Microsoft markets source-generated loggers as a high-performance solution, but as the benchmarks show, there's no meaningful speed difference between the approaches. Kirill Bazhaykin independently reached the same conclusion.

Structured logging via Elastic.Extensions.Logging

_logger.CreateEntry(LogLevel.Information, ApplicationEventId.CreatePet)
    .Message($"Creating pet with nickname({pet.NickName})")
    .Data(new { NickName = pet.NickName })
    .Write()
    ;

Nothing stops you from combining standard logging with this as a cleaner extension method:

public static void LogCreatePet(this ILogger<PetService> logger, string nickName) => logger
    .CreateEntry(LogLevel.Information, ApplicationEventId.CreatePet)
    .Message($"Creating pet with nickname({nickName})")
    .Data(new { NickName = nickName })
    .Write()
    ;

Console logging in production

Here's a benchmark comparing logging to console vs. logging to file (using NReco.Logging.File):

MethodMeanErrorStdDevMedian
Console232,008.7 ns3,605.41 ns3,372.50 ns231,885.4 ns
File650.7 ns23.81 ns70.22 ns619.7 ns

Console logging is many times slower. That said, these are synthetic benchmark numbers — in a real application the first database or network call dwarfs the difference. Still, why log to console if it wastes resources for no reason?

Configuration

You can filter which logs get written based on level and category:

builder.Logging.AddFilter<ConsoleLoggerProvider>("Default", LogLevel.Critical);
builder.Logging.AddFilter<Elastic.Extensions.Logging.Provider>("Default", LogLevel.Information);
builder.Logging.AddFilter<Elastic.Extensions.Logging.Provider>("Microsoft", LogLevel.Warning);
builder.Logging.AddFilter<Elastic.Extensions.Logging.Provider>("Jaeger", LogLevel.Warning);

But those rules apply to all environments, and you'd want more verbosity on dev/staging. That leads to spaghetti like this:

if (builder.Environment.IsProduction()) 
{
    builder.Logging.AddFilter<ConsoleLoggerProvider>("Default", LogLevel.Critical);
    builder.Logging.AddFilter<Elastic.Extensions.Logging.Provider>("Default", LogLevel.Information);
    builder.Logging.AddFilter<Elastic.Extensions.Logging.Provider>("Microsoft", LogLevel.Warning);
    builder.Logging.AddFilter<Elastic.Extensions.Logging.Provider>("Jaeger", LogLevel.Warning);
}
else
{
    builder.Logging.AddFilter<ConsoleLoggerProvider>("Default", LogLevel.Information);
    builder.Logging.AddFilter<Elastic.Extensions.Logging.Provider>("Default", LogLevel.Information);
    builder.Logging.AddFilter<Elastic.Extensions.Logging.Provider>("Microsoft", LogLevel.Information);
    builder.Logging.AddFilter<Elastic.Extensions.Logging.Provider>("Jaeger", LogLevel.Warning);
}

But why write this in code when it's essentially config that can live in Consul, configured per environment and updated at runtime?

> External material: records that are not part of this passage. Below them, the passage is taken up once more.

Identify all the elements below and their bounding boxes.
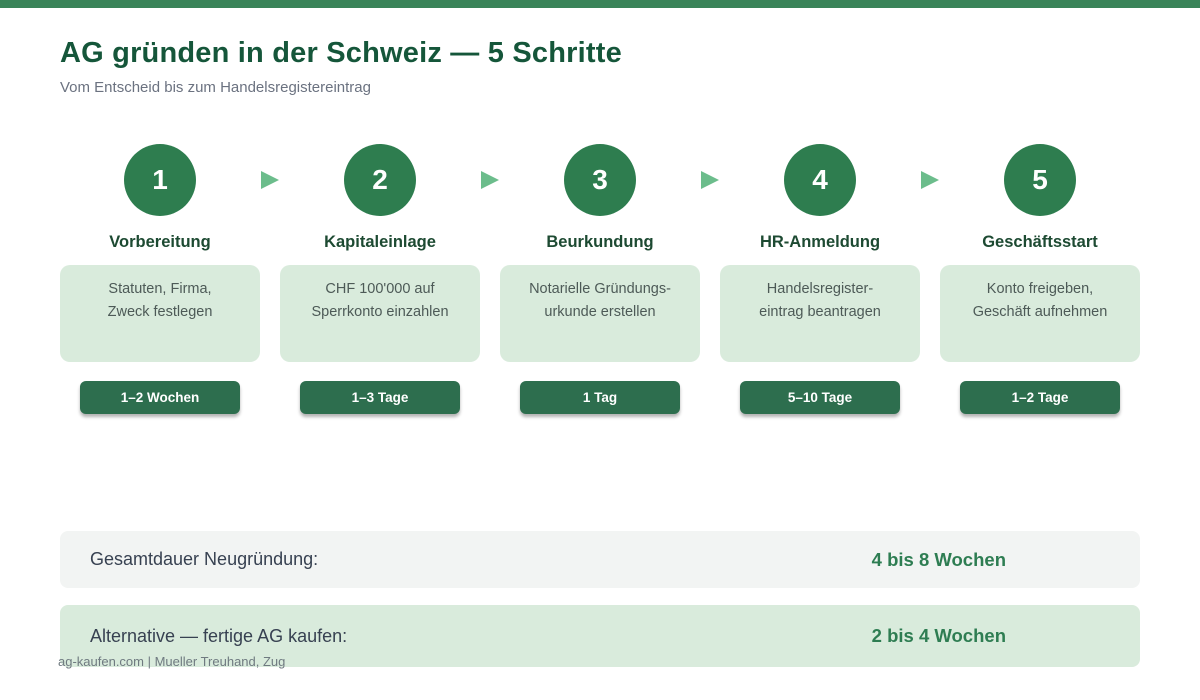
summary-value: 4 bis 8 Wochen (871, 548, 1006, 570)
step-name: Geschäftsstart (982, 233, 1098, 251)
step-description-line: urkunde erstellen (544, 303, 656, 320)
step-description-line: Konto freigeben, (986, 281, 1094, 297)
step-description-box: Handelsregister- eintrag beantragen (720, 265, 920, 362)
step-number: 2 (372, 164, 388, 195)
step-number: 4 (812, 164, 828, 195)
step-number-circle: 5 (1004, 144, 1076, 216)
arrow-right-icon (261, 171, 279, 189)
duration-badge: 1–2 Wochen (80, 381, 240, 414)
top-accent-bar (0, 0, 1200, 8)
arrow-separator (700, 144, 720, 189)
step-hr-anmeldung: 4 HR-Anmeldung Handelsregister- eintrag … (720, 144, 920, 414)
step-number-circle: 1 (124, 144, 196, 216)
summary-value: 2 bis 4 Wochen (871, 625, 1006, 646)
duration-badge: 1–3 Tage (300, 381, 460, 414)
step-description-box: Statuten, Firma, Zweck festlegen (60, 265, 260, 362)
arrow-right-icon (921, 171, 939, 189)
step-description-box: CHF 100'000 auf Sperrkonto einzahlen (280, 265, 480, 362)
step-name: HR-Anmeldung (759, 233, 881, 251)
step-number-circle: 3 (564, 144, 636, 216)
step-name: Vorbereitung (109, 233, 211, 251)
steps-flow: 1 Vorbereitung Statuten, Firma, Zweck fe… (60, 144, 1140, 414)
summary-alternative: Alternative — fertige AG kaufen: 2 bis 4… (60, 605, 1140, 667)
step-number-circle: 4 (784, 144, 856, 216)
step-vorbereitung: 1 Vorbereitung Statuten, Firma, Zweck fe… (60, 144, 260, 414)
step-description-line: eintrag beantragen (759, 303, 881, 320)
arrow-separator (260, 144, 280, 189)
step-beurkundung: 3 Beurkundung Notarielle Gründungs- urku… (500, 144, 700, 414)
page-title: AG gründen in der Schweiz — 5 Schritte (60, 37, 622, 69)
step-geschaeftsstart: 5 Geschäftsstart Konto freigeben, Geschä… (940, 144, 1140, 414)
step-number-circle: 2 (344, 144, 416, 216)
step-name: Beurkundung (546, 233, 654, 251)
step-kapitaleinlage: 2 Kapitaleinlage CHF 100'000 auf Sperrko… (280, 144, 480, 414)
arrow-right-icon (481, 171, 499, 189)
step-description-line: Zweck festlegen (107, 303, 213, 320)
summary-label: Gesamtdauer Neugründung: (90, 549, 319, 569)
step-description-line: CHF 100'000 auf (325, 281, 435, 297)
step-description-box: Konto freigeben, Geschäft aufnehmen (940, 265, 1140, 362)
step-description-box: Notarielle Gründungs- urkunde erstellen (500, 265, 700, 362)
duration-badge: 5–10 Tage (740, 381, 900, 414)
arrow-separator (920, 144, 940, 189)
summary-label: Alternative — fertige AG kaufen: (90, 625, 348, 646)
arrow-separator (480, 144, 500, 189)
header: AG gründen in der Schweiz — 5 Schritte V… (60, 37, 622, 96)
arrow-right-icon (701, 171, 719, 189)
footer-credit: ag-kaufen.com | Mueller Treuhand, Zug (58, 654, 286, 669)
summary-total-duration: Gesamtdauer Neugründung: 4 bis 8 Wochen (60, 531, 1140, 588)
step-name: Kapitaleinlage (324, 233, 436, 251)
duration-badge: 1–2 Tage (960, 381, 1120, 414)
step-description-line: Handelsregister- (766, 281, 874, 297)
step-description-line: Statuten, Firma, (108, 281, 212, 297)
step-description-line: Sperrkonto einzahlen (311, 303, 449, 320)
page-subtitle: Vom Entscheid bis zum Handelsregisterein… (60, 79, 371, 96)
step-number: 3 (592, 164, 608, 195)
step-description-line: Geschäft aufnehmen (972, 303, 1108, 320)
step-number: 5 (1032, 164, 1048, 195)
duration-badge: 1 Tag (520, 381, 680, 414)
step-description-line: Notarielle Gründungs- (529, 281, 671, 297)
step-number: 1 (152, 164, 168, 195)
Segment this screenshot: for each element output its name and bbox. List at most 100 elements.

The proposed JSON configuration:

{
    "Logging": {
        "Console": {
            "LogLevel": {
                "Default": "Critical"
            }
        },
        "Elastic": {
            "Default": "Information",
            "Microsoft": "Warning",
            "Jaeger": "Warning"
        }
    }
}

Which translates to key-value pairs in Consul:

Logging config in Consul

In this example, console output is suppressed in production (only Critical errors), while Elasticsearch receives everything at Information and above — except Microsoft and Jaeger namespaces, which only ship Warning and higher.

Conclusion

  1. Write logs — they help you and everyone else.
  2. Write them thoughtfully: clear messages with context, the right category, and the right level.
  3. Don't use string interpolation or JsonSerializer in log calls — write structured logs.
  4. In addition to setting log levels, configure filtering to suppress noise per environment.
  5. Handle errors properly — stop littering your code with useless try-catch blocks.